There's a beautiful world out there somewhere where everything is safe and secure and seamless and updated. The rest of us live in worlds where Joe in Marketing's PC gets infected with something that allows an attacker to start scanning the network for unpatched vulnerabilities on any system, which leads to an out-of-date install of IIS on a legacy server that hasn't been updated because there's no longer a contract with the vendor (or no vendor) but it's around because there's a statutory requirement to keep the data on that system for 7-10 years.
There's a lot of ugliness out there. Antivirus is a way to try to ensure that when (not if) some of it hits you the repercussions are minimized.
That is simply untrue, you can (and in many cases should) have unroutable subnets. But even if true, that only slightly changes the question: why is operating room equipment networked in the first place?
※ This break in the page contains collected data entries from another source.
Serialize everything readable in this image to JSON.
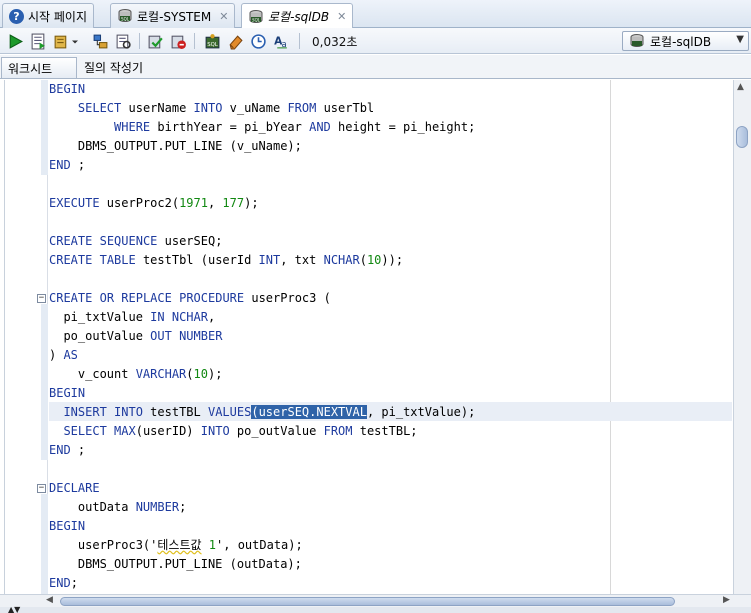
{
  "tabs": [
    {
      "label": "시작 페이지",
      "icon": "help-icon"
    },
    {
      "label": "로컬-SYSTEM",
      "icon": "sql-db-icon"
    },
    {
      "label": "로컬-sqlDB",
      "icon": "sql-db-icon"
    }
  ],
  "toolbar": {
    "elapsed_time": "0,032초",
    "connection": "로컬-sqlDB"
  },
  "subtabs": [
    "워크시트",
    "질의 작성기"
  ],
  "code": {
    "l1": "BEGIN",
    "l2a": "    ",
    "l2_select": "SELECT",
    "l2b": " userName ",
    "l2_into": "INTO",
    "l2c": " v_uName ",
    "l2_from": "FROM",
    "l2d": " userTbl",
    "l3a": "         ",
    "l3_where": "WHERE",
    "l3b": " birthYear = pi_bYear ",
    "l3_and": "AND",
    "l3c": " height = pi_height;",
    "l4": "    DBMS_OUTPUT.PUT_LINE (v_uName);",
    "l5_end": "END",
    "l5b": " ;",
    "l7_exec": "EXECUTE",
    "l7b": " userProc2(",
    "l7_n1": "1971",
    "l7c": ", ",
    "l7_n2": "177",
    "l7d": ");",
    "l9_create": "CREATE",
    "l9_seq": "SEQUENCE",
    "l9b": " userSEQ;",
    "l10_create": "CREATE",
    "l10_table": "TABLE",
    "l10b": " testTbl (userId ",
    "l10_int": "INT",
    "l10c": ", txt ",
    "l10_nchar": "NCHAR",
    "l10d": "(",
    "l10_n": "10",
    "l10e": "));",
    "l12_create": "CREATE",
    "l12_or": "OR",
    "l12_replace": "REPLACE",
    "l12_proc": "PROCEDURE",
    "l12b": " userProc3 (",
    "l13a": "  pi_txtValue ",
    "l13_in": "IN",
    "l13_nchar": "NCHAR",
    "l13b": ",",
    "l14a": "  po_outValue ",
    "l14_out": "OUT",
    "l14_number": "NUMBER",
    "l15a": ") ",
    "l15_as": "AS",
    "l16a": "    v_count ",
    "l16_varchar": "VARCHAR",
    "l16b": "(",
    "l16_n": "10",
    "l16c": ");",
    "l17": "BEGIN",
    "l18a": "  ",
    "l18_insert": "INSERT",
    "l18_into": "INTO",
    "l18b": " testTBL ",
    "l18_values": "VALUES",
    "l18c": "(",
    "l18_sel": "userSEQ.NEXTVAL",
    "l18d": ", pi_txtValue);",
    "l19a": "  ",
    "l19_select": "SELECT",
    "l19_max": "MAX",
    "l19b": "(userID) ",
    "l19_into": "INTO",
    "l19c": " po_outValue ",
    "l19_from": "FROM",
    "l19d": " testTBL;",
    "l20_end": "END",
    "l20b": " ;",
    "l22": "DECLARE",
    "l23a": "    outData ",
    "l23_number": "NUMBER",
    "l23b": ";",
    "l24": "BEGIN",
    "l25a": "    userProc3('",
    "l25_str": "테스트값",
    "l25b": " ",
    "l25_n": "1",
    "l25c": "', outData);",
    "l26": "    DBMS_OUTPUT.PUT_LINE (outData);",
    "l27_end": "END",
    "l27b": ";"
  }
}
That you've never encountered a proper setup doesn't excuse not having it.
I don't work in a hospital environment, haven't for more than a decade and wasn't interacting with clinical systems even then, but my understanding is that a very significant amount of medical equipment was networked even then, and was at least in theory capable of streaming HL7-formatted data to other internal systems for reasons of patient care, billing, or both. How much of that happens in the real world instead of being theoretical is something I can't say, but I'm sure in the 15+ years since I was working with HL7 that hospitals and equipment haven't gotten less networked.